Recently I received an email touting “research” proclaiming that most people that try static collars are happy with the results. The press release was sent by PetPR.com on behalf of Radio Systems® Corporation (RSC), the maker of PetSafe®,Invisible Fence® and SportDOG™
According to the press release from PetPR.com, “The survey of more than 1,000 pet owners reveals 86 percent of pet owners who use static stimulation collars have used them for a pet life-saving purpose including safely keeping their pet in the yard.”
For those of you not hip to the marketing ploy, this is just a clever way to describe shock collars and mats, including invisible fencing.
Personally, I despise these things. Do you really find it acceptable to shock your dog or cat to control them? Would you do that to your child? When why do it to your companion animal? But the industry claims it has “changed” and is now a safe alternative.
So I went looking for said research at the Partnership for Electronic Training Technology (PETT) website, as suggested in the press release.
Under the research tab, they state that, “In June 2012, a review of the historic studies conducted by the Companion Animal Welfare Council (CAWC) concluded that there was insufficient scientific evidence to indicate any damaging effects of electronic collars on the welfare of dogs.” In other words, they can’t prove it DOES affect dogs, but they also can’t prove that it DOESN’T.
Well, I can. I once tried to rehome a dog. I got a call a few weeks later asking me to come get the dog because things weren’t working out. When I arrived at the home, I found a terrified dog contained in a yard by an invisible fence. It was heartbreaking to see. I tore the collar off and the dog RAN to my car.
Anyway, back to the research. DEFRA, the Department for Environment, Food, and Rural Affairs of the United Kingdom, in 2010, paid the University of Lincoln almost £70,000 to determine the impact of shock collars in training on dogs as opposed to dogs trained without shock collars. UK readers, here’s your tax dollars at work!
Dogs who were in need of training were placed in either a group with a trainer who doesn’t use shock collars and didn’t during the study, a group with a trainer who does use shock collars but didn’t during this study, or a group with a trainer that uses shock collars and did during the study.
- The dogs who were not shocked spent less time tense during training sessions.

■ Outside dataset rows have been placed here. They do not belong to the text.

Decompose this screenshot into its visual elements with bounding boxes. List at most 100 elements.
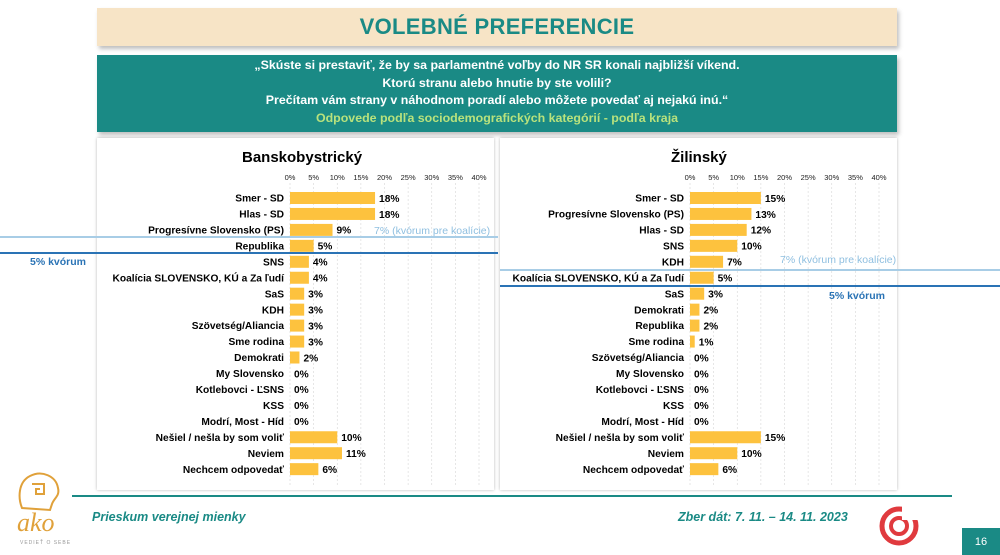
value-label: 12% (751, 226, 771, 237)
category-label: Nešiel / nešla by som voliť (556, 433, 684, 444)
value-label: 10% (741, 449, 761, 460)
category-label: Szövetség/Aliancia (192, 321, 285, 332)
category-label: Republika (635, 321, 684, 332)
value-label: 2% (703, 321, 718, 332)
value-label: 15% (765, 194, 785, 205)
value-label: 0% (694, 353, 709, 364)
category-label: KSS (263, 401, 284, 412)
category-label: Progresívne Slovensko (PS) (548, 210, 684, 221)
value-label: 13% (755, 210, 775, 221)
tick-label: 35% (848, 173, 863, 182)
page-title-box: VOLEBNÉ PREFERENCIE (97, 8, 897, 46)
bar (290, 287, 305, 300)
category-label: Modrí, Most - Híd (601, 417, 684, 428)
value-label: 3% (708, 290, 723, 301)
bar (690, 223, 747, 236)
tick-label: 25% (401, 173, 416, 182)
value-label: 0% (294, 385, 309, 396)
value-label: 15% (765, 433, 785, 444)
value-label: 3% (308, 305, 323, 316)
category-label: Demokrati (634, 305, 684, 316)
category-label: My Slovensko (216, 369, 284, 380)
category-label: Kotlebovci - ĽSNS (196, 385, 285, 396)
category-label: Smer - SD (635, 194, 684, 205)
value-label: 4% (313, 274, 328, 285)
category-label: Modrí, Most - Híd (201, 417, 284, 428)
category-label: Progresívne Slovensko (PS) (148, 226, 284, 237)
footer-dates: Zber dát: 7. 11. – 14. 11. 2023 (678, 510, 848, 524)
bar (690, 287, 705, 300)
category-label: SaS (665, 289, 684, 300)
page-title: VOLEBNÉ PREFERENCIE (359, 14, 635, 39)
bar (690, 192, 761, 204)
tick-label: 10% (330, 173, 345, 182)
bar (290, 463, 319, 476)
bar (690, 271, 714, 284)
category-label: Hlas - SD (639, 226, 684, 237)
footer-divider (72, 495, 952, 497)
category-label: Smer - SD (235, 194, 284, 205)
value-label: 6% (722, 465, 737, 476)
bar (290, 335, 305, 348)
value-label: 0% (694, 401, 709, 412)
bar (290, 239, 314, 252)
bar (690, 255, 724, 268)
category-label: Demokrati (234, 353, 284, 364)
value-label: 9% (337, 226, 352, 237)
value-label: 0% (694, 385, 709, 396)
category-label: Nešiel / nešla by som voliť (156, 433, 284, 444)
category-label: Republika (235, 241, 284, 252)
category-label: My Slovensko (616, 369, 684, 380)
bar (690, 335, 695, 348)
tick-label: 20% (377, 173, 392, 182)
bar (290, 207, 376, 220)
category-label: Neviem (648, 449, 684, 460)
category-label: Koalícia SLOVENSKO, KÚ a Za ľudí (513, 271, 686, 284)
category-label: Hlas - SD (239, 210, 284, 221)
tick-label: 30% (424, 173, 439, 182)
chart-title-banskobystricky: Banskobystrický (242, 149, 363, 166)
bar (290, 223, 333, 236)
coalition-threshold-label: 7% (kvórum pre koalície) (374, 225, 490, 237)
logo-tagline: VEDIEŤ O SEBE (20, 540, 72, 546)
tick-label: 5% (708, 173, 719, 182)
value-label: 0% (294, 369, 309, 380)
question-subtitle: Odpovede podľa sociodemografických kateg… (315, 110, 679, 125)
bar (290, 255, 309, 268)
bar (690, 447, 738, 460)
tick-label: 5% (308, 173, 319, 182)
tick-label: 0% (685, 173, 696, 182)
logo-text: ako (17, 508, 55, 537)
category-label: Kotlebovci - ĽSNS (596, 385, 685, 396)
bar (690, 463, 719, 476)
tick-label: 15% (353, 173, 368, 182)
bar (290, 271, 309, 284)
footer-survey-label: Prieskum verejnej mienky (92, 510, 246, 524)
category-label: Sme rodina (229, 337, 285, 348)
value-label: 3% (308, 290, 323, 301)
quorum-threshold-label: 5% kvórum (829, 290, 885, 302)
bar (290, 351, 300, 364)
value-label: 18% (379, 194, 399, 205)
tick-label: 35% (448, 173, 463, 182)
tick-label: 0% (285, 173, 296, 182)
value-label: 0% (694, 417, 709, 428)
ako-logo (12, 468, 74, 550)
value-label: 0% (294, 417, 309, 428)
category-label: KDH (262, 305, 284, 316)
chart-title-zilinsky: Žilinský (671, 149, 727, 166)
value-label: 11% (346, 449, 366, 460)
question-line-3: Prečítam vám strany v náhodnom poradí al… (265, 93, 729, 107)
value-label: 10% (341, 433, 361, 444)
value-label: 2% (703, 305, 718, 316)
bar (690, 431, 761, 444)
tick-label: 40% (871, 173, 886, 182)
category-label: KSS (663, 401, 684, 412)
value-label: 18% (379, 210, 399, 221)
value-label: 1% (699, 337, 714, 348)
value-label: 0% (294, 401, 309, 412)
bar (290, 319, 305, 332)
bar (290, 447, 342, 460)
category-label: Nechcem odpovedať (583, 465, 684, 476)
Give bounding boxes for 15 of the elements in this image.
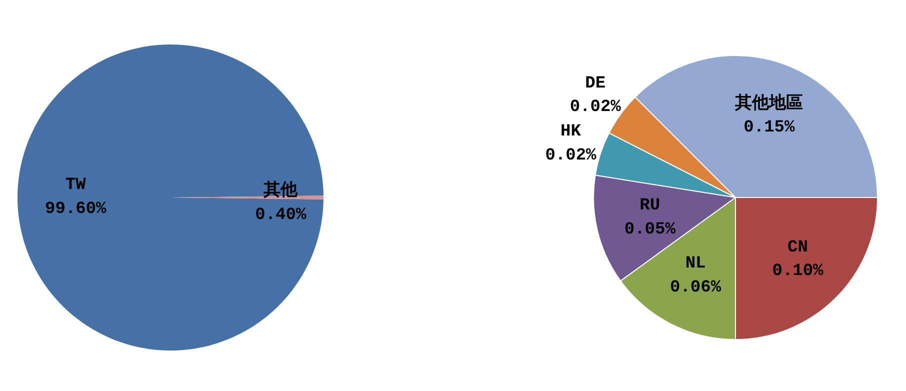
- slice-label: 其他地區: [734, 92, 804, 114]
- data-label: 0.40%: [255, 206, 307, 225]
- data-label: 0.10%: [772, 262, 824, 282]
- data-label: 0.15%: [744, 118, 796, 138]
- data-label: 99.60%: [45, 200, 108, 219]
- slice-label: HK: [560, 122, 582, 142]
- slice-label: TW: [65, 176, 87, 196]
- data-label: 0.02%: [545, 146, 598, 166]
- data-label: 0.02%: [570, 98, 622, 118]
- data-label: 0.05%: [624, 220, 676, 240]
- data-label: 0.06%: [670, 278, 722, 298]
- slice-label: RU: [640, 196, 660, 216]
- slice-label: NL: [685, 254, 706, 274]
- slice-label: CN: [788, 238, 808, 258]
- slice-label: DE: [585, 74, 606, 94]
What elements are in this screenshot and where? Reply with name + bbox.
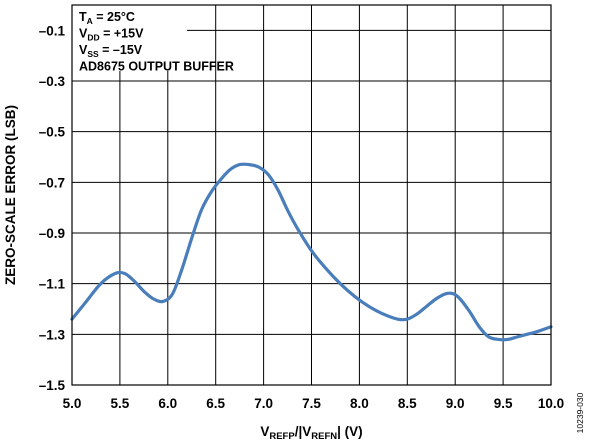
label-text: T <box>79 10 87 24</box>
y-tick-label: –1.3 <box>39 327 66 342</box>
label-text: = 25°C <box>93 10 135 24</box>
annotation-line: TA = 25°C <box>79 10 135 26</box>
x-axis-label: VREFP/|VREFN| (V) <box>260 424 362 442</box>
label-text: = –15V <box>99 43 143 57</box>
y-tick-label: –0.1 <box>39 23 66 38</box>
x-tick-label: 8.0 <box>350 396 369 411</box>
x-tick-label: 8.5 <box>398 396 417 411</box>
label-text: V <box>79 27 88 41</box>
y-tick-label: –1.1 <box>39 277 66 292</box>
y-tick-label: –1.5 <box>39 378 66 393</box>
x-tick-label: 5.0 <box>63 396 82 411</box>
y-axis-label: ZERO-SCALE ERROR (LSB) <box>3 105 18 285</box>
annotation-background <box>72 5 187 71</box>
x-tick-label: 10.0 <box>538 396 564 411</box>
x-tick-label: 6.0 <box>158 396 177 411</box>
subscript-text: SS <box>87 49 99 59</box>
subscript-text: REFN <box>311 431 337 442</box>
x-tick-label: 7.0 <box>254 396 273 411</box>
label-text: = +15V <box>100 27 144 41</box>
subscript-text: A <box>87 16 93 26</box>
y-tick-labels: –0.1 –0.3 –0.5 –0.7 –0.9 –1.1 –1.3 –1.5 <box>39 23 66 393</box>
annotation-line: VDD = +15V <box>79 27 144 43</box>
subscript-text: DD <box>87 33 99 43</box>
label-text: AD8675 OUTPUT BUFFER <box>79 60 234 74</box>
y-tick-label: –0.5 <box>39 125 66 140</box>
figure-code: 10239-030 <box>575 392 585 433</box>
label-text: | (V) <box>337 424 363 439</box>
plot-frame <box>71 4 552 386</box>
x-tick-labels: 5.0 5.5 6.0 6.5 7.0 7.5 8.0 8.5 9.0 9.5 10.0 <box>63 396 565 411</box>
x-tick-label: 9.0 <box>446 396 465 411</box>
label-text: V <box>260 424 269 439</box>
y-tick-label: –0.7 <box>39 175 65 190</box>
annotation-line: VSS = –15V <box>79 43 143 59</box>
y-tick-label: –0.9 <box>39 226 65 241</box>
series-line <box>70 162 553 342</box>
x-tick-label: 6.5 <box>206 396 225 411</box>
x-tick-label: 7.5 <box>302 396 321 411</box>
label-text: V <box>79 43 88 57</box>
annotation-line: AD8675 OUTPUT BUFFER <box>79 60 234 74</box>
x-tick-label: 9.5 <box>494 396 513 411</box>
label-text: /|V <box>295 424 312 439</box>
x-tick-label: 5.5 <box>111 396 130 411</box>
subscript-text: REFP <box>269 431 295 442</box>
y-tick-label: –0.3 <box>39 74 66 89</box>
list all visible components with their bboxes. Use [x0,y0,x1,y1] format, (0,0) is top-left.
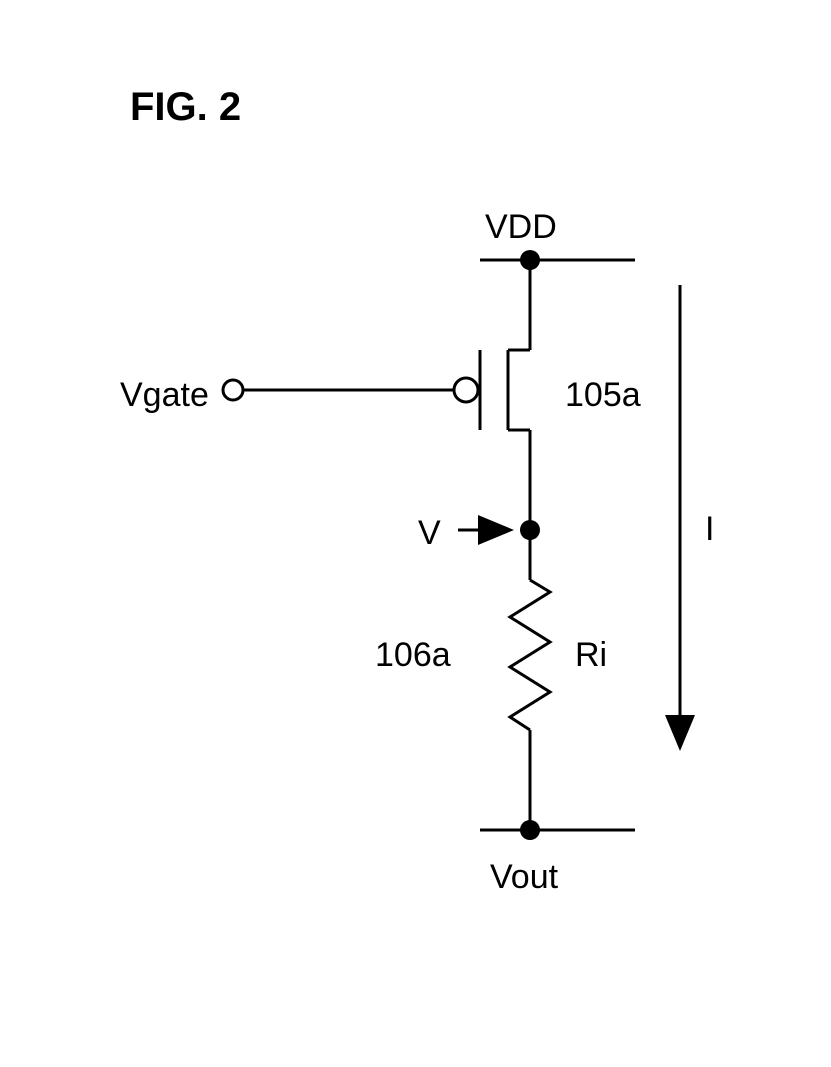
pmos-gate-circle-icon [454,378,478,402]
vgate-terminal-icon [223,380,243,400]
circuit-diagram [0,0,831,1067]
resistor-icon [510,580,550,730]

- The dogs who were shocked “may have” yelped more and panted more, but the researchers didn’t find that significant.
- The owners were all equally satisfied with the training received, regardless of method used.
- During a follow-up visit, the dogs in the shock collar group had higher salivary cortisol levels, which, “may be related to anticipation of events based on previous experiences,” or, in other words, they were scared.
So PETT claims this shows shock collars work just as well as training without shock collars. Which leads me to ask, if they work no better, why would you waste your money on one?